I setup a HDP 2.6 cluster, where I created a huge Hive table (50 mio rows, about 500 GB of ORC Files).
Now I'm playing around in Zeppelin and query the data. Here I discovered the following behavior:
When I run a query with the LIMIT clause and print the resulting dataframe, it takes ~3 seconds to finish it. Spark History UI shows 1 Task.
%spark2
sqlContext.clearCache()
val df = sqlContext.sql("SELECT valuelist FROM mydb.mytable limit 10")
df.show()
Afterwards, I added a second dataframe, just to play around with new columns, nothing specific (see query below).

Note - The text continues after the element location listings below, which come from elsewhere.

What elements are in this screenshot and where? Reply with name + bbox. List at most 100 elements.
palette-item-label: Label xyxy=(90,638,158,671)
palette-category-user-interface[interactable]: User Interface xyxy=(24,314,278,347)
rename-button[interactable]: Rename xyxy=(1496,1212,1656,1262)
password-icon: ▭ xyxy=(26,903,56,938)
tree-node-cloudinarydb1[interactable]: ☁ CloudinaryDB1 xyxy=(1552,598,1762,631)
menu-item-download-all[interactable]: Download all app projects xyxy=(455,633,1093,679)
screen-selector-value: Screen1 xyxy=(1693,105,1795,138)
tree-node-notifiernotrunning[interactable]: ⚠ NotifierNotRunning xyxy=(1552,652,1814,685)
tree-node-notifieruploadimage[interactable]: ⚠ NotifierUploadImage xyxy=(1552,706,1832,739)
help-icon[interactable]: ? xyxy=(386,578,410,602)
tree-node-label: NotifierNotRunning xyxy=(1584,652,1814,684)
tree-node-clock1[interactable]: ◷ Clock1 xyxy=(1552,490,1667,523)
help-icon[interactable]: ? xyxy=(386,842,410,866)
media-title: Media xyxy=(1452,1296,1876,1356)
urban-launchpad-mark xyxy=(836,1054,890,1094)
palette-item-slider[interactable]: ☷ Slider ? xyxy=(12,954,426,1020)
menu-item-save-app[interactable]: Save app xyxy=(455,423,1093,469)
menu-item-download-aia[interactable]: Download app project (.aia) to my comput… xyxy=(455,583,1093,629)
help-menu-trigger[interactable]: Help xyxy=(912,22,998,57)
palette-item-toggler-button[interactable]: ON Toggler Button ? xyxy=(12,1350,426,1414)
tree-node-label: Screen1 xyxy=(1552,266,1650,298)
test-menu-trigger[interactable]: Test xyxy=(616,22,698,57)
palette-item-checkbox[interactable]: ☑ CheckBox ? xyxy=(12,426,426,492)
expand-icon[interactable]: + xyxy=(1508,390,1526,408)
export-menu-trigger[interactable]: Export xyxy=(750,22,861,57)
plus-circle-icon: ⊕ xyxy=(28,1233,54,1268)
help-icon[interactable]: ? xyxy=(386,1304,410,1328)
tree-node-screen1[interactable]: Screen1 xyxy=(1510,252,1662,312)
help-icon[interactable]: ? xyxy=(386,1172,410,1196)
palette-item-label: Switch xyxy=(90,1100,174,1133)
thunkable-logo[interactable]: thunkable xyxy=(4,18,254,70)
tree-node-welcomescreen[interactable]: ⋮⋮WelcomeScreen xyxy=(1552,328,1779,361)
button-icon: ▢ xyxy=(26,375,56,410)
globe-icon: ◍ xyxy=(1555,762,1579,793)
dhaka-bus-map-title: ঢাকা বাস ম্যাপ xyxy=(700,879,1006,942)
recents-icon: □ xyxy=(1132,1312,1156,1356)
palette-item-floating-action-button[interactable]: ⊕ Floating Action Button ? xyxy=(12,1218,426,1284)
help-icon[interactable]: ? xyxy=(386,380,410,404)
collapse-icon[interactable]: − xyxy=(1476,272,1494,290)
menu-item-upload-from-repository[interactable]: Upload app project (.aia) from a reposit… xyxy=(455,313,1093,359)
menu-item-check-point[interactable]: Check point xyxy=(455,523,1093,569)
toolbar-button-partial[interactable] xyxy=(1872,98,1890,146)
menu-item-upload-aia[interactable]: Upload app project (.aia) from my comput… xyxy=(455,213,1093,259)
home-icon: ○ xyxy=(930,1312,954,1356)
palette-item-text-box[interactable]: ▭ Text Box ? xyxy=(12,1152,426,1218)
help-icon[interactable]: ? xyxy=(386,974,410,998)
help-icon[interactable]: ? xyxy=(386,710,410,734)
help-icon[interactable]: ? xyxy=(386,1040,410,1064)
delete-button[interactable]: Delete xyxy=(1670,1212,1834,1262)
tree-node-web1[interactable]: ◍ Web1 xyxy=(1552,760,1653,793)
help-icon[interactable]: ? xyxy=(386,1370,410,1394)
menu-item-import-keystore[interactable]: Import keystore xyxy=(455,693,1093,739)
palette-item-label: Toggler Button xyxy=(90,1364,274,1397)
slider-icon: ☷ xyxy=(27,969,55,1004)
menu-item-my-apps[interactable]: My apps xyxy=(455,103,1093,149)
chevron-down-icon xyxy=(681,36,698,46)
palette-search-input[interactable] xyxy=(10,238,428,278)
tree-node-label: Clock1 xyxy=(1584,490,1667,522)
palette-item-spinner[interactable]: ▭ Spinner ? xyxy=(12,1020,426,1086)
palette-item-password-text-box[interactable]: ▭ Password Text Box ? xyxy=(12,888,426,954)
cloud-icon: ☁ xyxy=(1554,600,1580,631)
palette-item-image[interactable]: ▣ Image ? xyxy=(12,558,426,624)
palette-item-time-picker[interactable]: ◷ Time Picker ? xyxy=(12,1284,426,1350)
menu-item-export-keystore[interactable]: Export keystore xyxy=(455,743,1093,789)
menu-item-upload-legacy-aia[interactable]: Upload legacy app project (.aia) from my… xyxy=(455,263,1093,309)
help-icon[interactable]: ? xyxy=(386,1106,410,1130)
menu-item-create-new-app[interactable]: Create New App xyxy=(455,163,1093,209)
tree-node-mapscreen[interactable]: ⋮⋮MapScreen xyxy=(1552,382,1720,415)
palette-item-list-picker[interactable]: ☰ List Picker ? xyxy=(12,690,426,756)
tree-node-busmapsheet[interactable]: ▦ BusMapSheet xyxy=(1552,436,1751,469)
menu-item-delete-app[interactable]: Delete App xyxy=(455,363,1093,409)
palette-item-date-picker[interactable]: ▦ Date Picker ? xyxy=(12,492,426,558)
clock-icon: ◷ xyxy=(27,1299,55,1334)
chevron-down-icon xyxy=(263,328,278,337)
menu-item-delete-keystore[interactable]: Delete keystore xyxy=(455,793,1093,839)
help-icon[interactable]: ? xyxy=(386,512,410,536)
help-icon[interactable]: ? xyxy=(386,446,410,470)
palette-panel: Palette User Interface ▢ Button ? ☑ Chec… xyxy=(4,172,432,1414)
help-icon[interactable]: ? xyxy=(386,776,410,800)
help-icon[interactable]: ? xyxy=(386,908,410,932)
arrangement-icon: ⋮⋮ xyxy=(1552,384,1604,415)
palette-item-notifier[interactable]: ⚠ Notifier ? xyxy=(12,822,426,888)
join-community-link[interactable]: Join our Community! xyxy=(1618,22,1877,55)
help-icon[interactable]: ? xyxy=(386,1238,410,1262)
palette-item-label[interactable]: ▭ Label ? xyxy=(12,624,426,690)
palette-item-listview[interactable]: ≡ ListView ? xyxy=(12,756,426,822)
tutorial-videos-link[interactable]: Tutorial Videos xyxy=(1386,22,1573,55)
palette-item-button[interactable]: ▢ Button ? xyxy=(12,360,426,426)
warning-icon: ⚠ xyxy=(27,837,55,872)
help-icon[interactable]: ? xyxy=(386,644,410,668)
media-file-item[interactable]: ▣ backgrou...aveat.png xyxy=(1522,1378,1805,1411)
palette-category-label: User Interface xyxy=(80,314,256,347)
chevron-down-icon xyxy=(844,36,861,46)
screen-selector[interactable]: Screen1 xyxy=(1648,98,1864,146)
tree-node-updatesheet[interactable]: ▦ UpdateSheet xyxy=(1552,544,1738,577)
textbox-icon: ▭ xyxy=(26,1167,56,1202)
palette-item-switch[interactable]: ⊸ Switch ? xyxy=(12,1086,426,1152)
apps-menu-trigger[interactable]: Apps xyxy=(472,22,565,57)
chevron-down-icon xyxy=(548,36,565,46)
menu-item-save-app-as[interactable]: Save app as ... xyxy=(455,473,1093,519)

Now the query takes minutes and Spark History shows ~4000 Tasks (still with the LIMIT clause).
%spark2
sqlContext.clearCache()
val df = sqlContext.sql("SELECT valuelist FROM mydb.mytable limit 10")
// With these rows it takes minutes!
val df2 = df.withColumn("valuelist_array", df.col("valuelist"))
df2.show()
Same behavior when I just call the cache method before showing the dataframe: Takes minutes and about 4000 Tasks (with LIMIT clause):
%spark2
// Takes also minutes now, when I add the cache call!
sqlContext.clearCache()
val df = sqlContext.sql("SELECT valuelist FROM mydb.mytable limit 10").cache()
df.show()
Why is Spark using the 4000 tasks (seems like it does a full table scan) when I re-use the DataFrame or if I want to cache it?
Thanks for your helpful explanations!